Книга От меня до тебя – два шага и целая жизнь, страница 48. Автор книги Дарья Гребенщикова

Разделитель для чтения книг в онлайн библиотеке

Онлайн книга «От меня до тебя – два шага и целая жизнь»

Cтраница 48

В деревню Анна Карловна возвращалась на новехонькой «восьмерке» цвета коррида. Это было так шикарно, что она даже купила себе шляпку цвета увядших листьев с алой лентой и жакет приглушенных тонов, отороченный дохлой лисой. Машину вел сам Осип Карлович, прислушиваясь к ровному гулу мотора, присматриваясь к показаниям приборов, вдыхая так любимый им запах новой машины. Анна Карловна, расположив на коленях китайский термос с помпой, наливала брату горячий кофе в маленькую детскую кружечку и долго дула на него, остужая.

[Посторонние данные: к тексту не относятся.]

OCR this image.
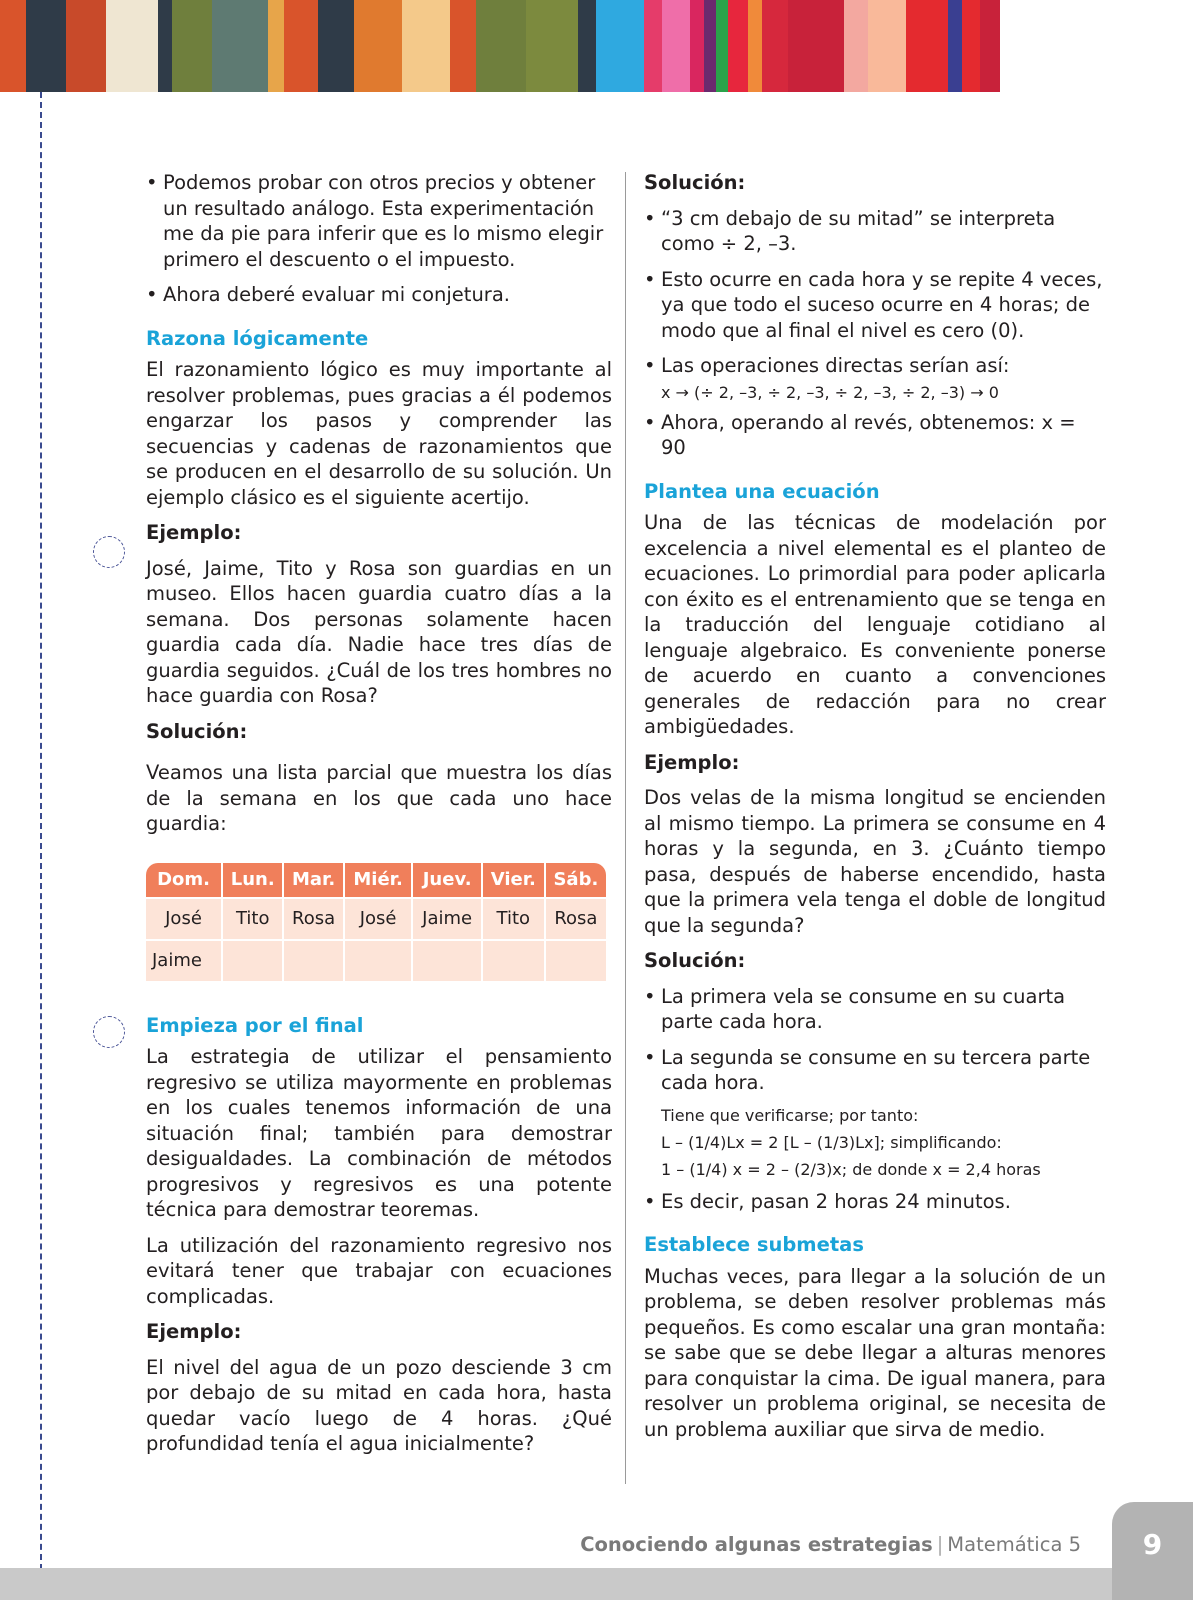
• Podemos probar con otros precios y obtener un resultado análogo. Esta experimentación me da pie para inferir que es lo mismo elegir primero el descuento o el impuesto.
• Ahora deberé evaluar mi conjetura.
Razona lógicamente

El razonamiento lógico es muy importante al resolver problemas, pues gracias a él podemos engarzar los pasos y comprender las secuencias y cadenas de razonamientos que se producen en el desarrollo de su solución. Un ejemplo clásico es el siguiente acertijo.

Ejemplo:

José, Jaime, Tito y Rosa son guardias en un museo. Ellos hacen guardia cuatro días a la semana. Dos personas solamente hacen guardia cada día. Nadie hace tres días de guardia seguidos. ¿Cuál de los tres hombres no hace guardia con Rosa?

Solución:

Veamos una lista parcial que muestra los días de la semana en los que cada uno hace guardia:

Dom.	Lun.	Mar.	Miér.	Juev.	Vier.	Sáb.
José	Tito	Rosa	José	Jaime	Tito	Rosa
Jaime						
Empieza por el final

La estrategia de utilizar el pensamiento regresivo se utiliza mayormente en problemas en los cuales tenemos información de una situación final; también para demostrar desigualdades. La combinación de métodos progresivos y regresivos es una potente técnica para demostrar teoremas.

La utilización del razonamiento regresivo nos evitará tener que trabajar con ecuaciones complicadas.

Ejemplo:

El nivel del agua de un pozo desciende 3 cm por debajo de su mitad en cada hora, hasta quedar vacío luego de 4 horas. ¿Qué profundidad tenía el agua inicialmente?

Solución:
• “3 cm debajo de su mitad” se interpreta como ÷ 2, –3.
• Esto ocurre en cada hora y se repite 4 veces, ya que todo el suceso ocurre en 4 horas; de modo que al final el nivel es cero (0).
• Las operaciones directas serían así:
x → (÷ 2, –3, ÷ 2, –3, ÷ 2, –3, ÷ 2, –3) → 0
• Ahora, operando al revés, obtenemos: x = 90
Plantea una ecuación

Una de las técnicas de modelación por excelencia a nivel elemental es el planteo de ecuaciones. Lo primordial para poder aplicarla con éxito es el entrenamiento que se tenga en la traducción del lenguaje cotidiano al lenguaje algebraico. Es conveniente ponerse de acuerdo en cuanto a convenciones generales de redacción para no crear ambigüedades.

Ejemplo:

Dos velas de la misma longitud se encienden al mismo tiempo. La primera se consume en 4 horas y la segunda, en 3. ¿Cuánto tiempo pasa, después de haberse encendido, hasta que la primera vela tenga el doble de longitud que la segunda?

Solución:
• La primera vela se consume en su cuarta parte cada hora.
• La segunda se consume en su tercera parte cada hora.
Tiene que verificarse; por tanto:
L – (1/4)Lx = 2 [L – (1/3)Lx]; simplificando:
1 – (1/4) x = 2 – (2/3)x; de donde x = 2,4 horas
• Es decir, pasan 2 horas 24 minutos.
Establece submetas

Muchas veces, para llegar a la solución de un problema, se deben resolver problemas más pequeños. Es como escalar una gran montaña: se sabe que se debe llegar a alturas menores para conquistar la cima. De igual manera, para resolver un problema original, se necesita de un problema auxiliar que sirva de medio.

Conociendo algunas estrategias | Matemática 5	9
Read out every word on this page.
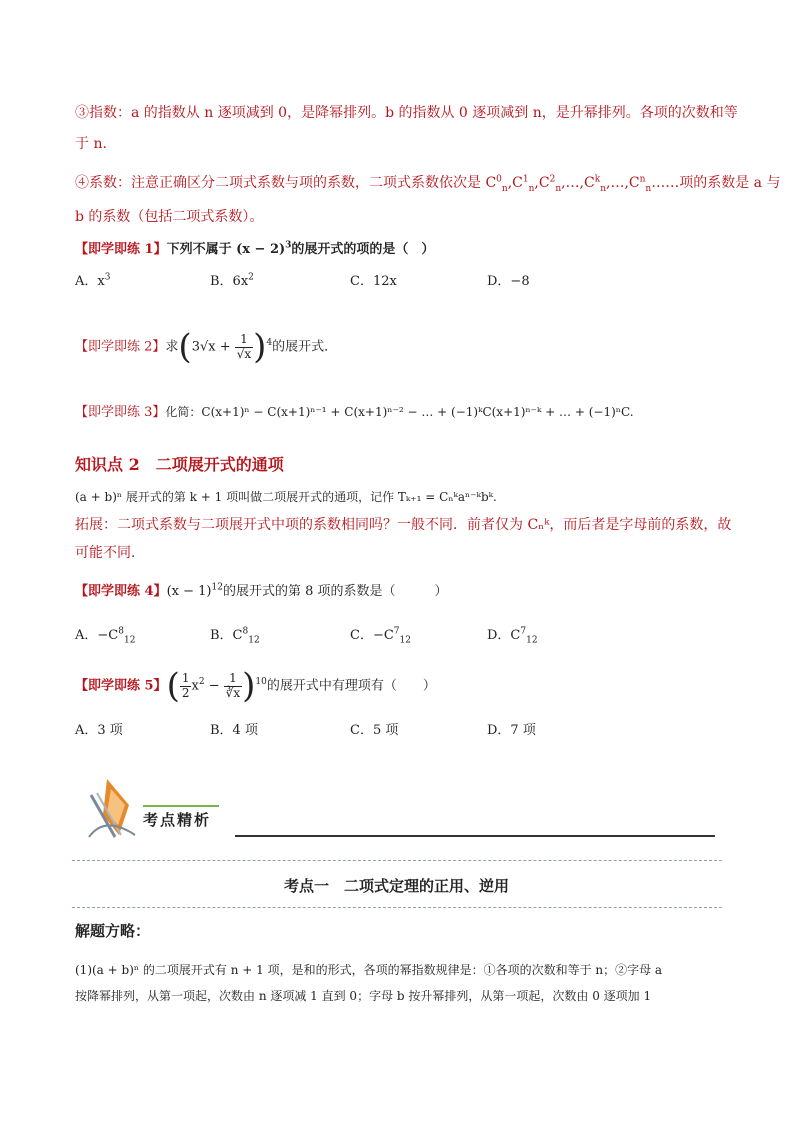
③指数：a 的指数从 n 逐项减到 0，是降幂排列。b 的指数从 0 逐项减到 n，是升幂排列。各项的次数和等
于 n.
④系数：注意正确区分二项式系数与项的系数，二项式系数依次是 $C^0_n,C^1_n,C^2_n,\dots,C^k_n,\dots,C^n_n\dots\dots$项的系数是 a 与
b 的系数（包括二项式系数）。
【即学即练 1】下列不属于 $(x - 2)^3$的展开式的项的是（　）
A．$x^3$	B．$6x^2$	C．12x	D．−8
【即学即练 2】求$(3√x + \frac{1}{√x} )^4$的展开式．
【即学即练 3】化简：C(x+1)ⁿ − C(x+1)ⁿ⁻¹ + C(x+1)ⁿ⁻² − … + (−1)ᵏC(x+1)ⁿ⁻ᵏ + … + (−1)ⁿC.
知识点 2　二项展开式的通项
(a + b)ⁿ 展开式的第 k + 1 项叫做二项展开式的通项，记作 Tₖ₊₁ = Cₙᵏaⁿ⁻ᵏbᵏ.
拓展：二项式系数与二项展开式中项的系数相同吗？一般不同．前者仅为 Cₙᵏ，而后者是字母前的系数，故
可能不同．
【即学即练 4】$(x - 1)^{12}$的展开式的第 8 项的系数是（　　　）
A．$-C^8_{12}$	B．$C^8_{12}$	C．$-C^7_{12}$	D．$C^7_{12}$
【即学即练 5】( $\frac{1}{2} x^2 - \frac{1}{∛x} )^{10}$的展开式中有理项有（　　）
A．3 项	B．4 项	C．5 项	D．7 项
考点精析
考点一　二项式定理的正用、逆用
解题方略：
(1)(a + b)ⁿ 的二项展开式有 n + 1 项，是和的形式，各项的幂指数规律是：①各项的次数和等于 n；②字母 a
按降幂排列，从第一项起，次数由 n 逐项减 1 直到 0；字母 b 按升幂排列，从第一项起，次数由 0 逐项加 1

Толик, ушедший в запой сразу же, как Анна Карловна подняла ногу на подножку автобуса, был жалок и истерзан. Он не в силах был даже поднять ружье, не то что скакать по берегу, и потому лежал за соседским хлевом, и мутные капли дождя стекали на его разгоряченное, засиженное мухами, лицо.


Глава 16


Анна Карловна все рассчитала хирургически точно — в этот раз Толяна из запоя выводить не пришлось. Сам вышел. Ходил вокруг сияющего чуда, вокруг подвига отечественного автопрома и — дышать боялся. Нюхал только. Со стороны он напоминал кобеля, которому построили новую конуру, и тот все ходит, заглядывает опасливо, соображая — к чему это? и все так и норовит задрать заднюю лапку да и оросить это непонятное и так по-чужому пахнущее строение. Конечно, Толик на колеса не мочился, будем справедливы. Пока — не мочился, а уж потом, потом, стоя, как и все российские мужчины, лицом к проезжей части трассы, скажем, М-9, наблюдая поток машин, несущихся мимо, помечал колеса-то! Чтоб знали — МОЯ! И жизнь Толика изменилась. Теперь он драил свою ласточку, канюча у Анны Карловны авто-косметических притирок и отдушек, полиролей и очистителей от битумных пятен, а уж дальше пошли и тормозные колодки, и фары, непременно импортные, да лампочки, да спойлера, да масла, да фильтра — Анна Карловна была просто ошеломлена такой прожорливостью, но, опасаясь запоя, безропотно отдавала деньги, заработанные частным трудом в государственном стоматологическом кабинете. Как-то раз, когда Анна Карловна разливала чай из душицы и мелколепестника канадского по невесомым чашечкам, на боку которых резвились китайские журавлики, прозвенел звонок. Местный телефон дребезжал и надрывался, Анна Карловна досадливо отложила чайничек, взяла трубку — Алло-у? У нас роды в Филькино, — Петровна тяжело дышала, будто рожать предстояло ей самой, — надо ехать. Роды? — мечтательно произнесла Анна Карловна и посмотрела на багровый затылок Анатоля, — а что, там зубки режутся? Анна Карловна, — Петровна икнула, — у кого? у роженицы? Ей бы родить, а уж зубы как-нибудь после… Так пусть едет Митрохина, причем тут я? Я не фельдшер! Так Митрохина на инсульте в Мышьем Бору. А Горчидзе? Пусть он едет! Он на учениях в Твери, ехать некому. И шОфер наш в запое. Так что как знать, и машины нет, а нам ехать. Анатоль, — Анна Карловна обнаружила бледность лица перед грозящей катастрофой, — мы едем рожать, больше некому. Толик в этот момент спаивал два тонюсеньких проводка для антенны и до того перепугался, что капнул припоем на колено. Анька! ты… из ума выживши? Но Анна Карловна, собранная, как и всегда в минуты острой тревоги, уже летела в амбулаторию. Красный автомобиль, приняв в недра Петровну в синем крахмальном халате и Анну Карловну в зеленом, хирургическом, мчал по направлению к деревне Красная Репка.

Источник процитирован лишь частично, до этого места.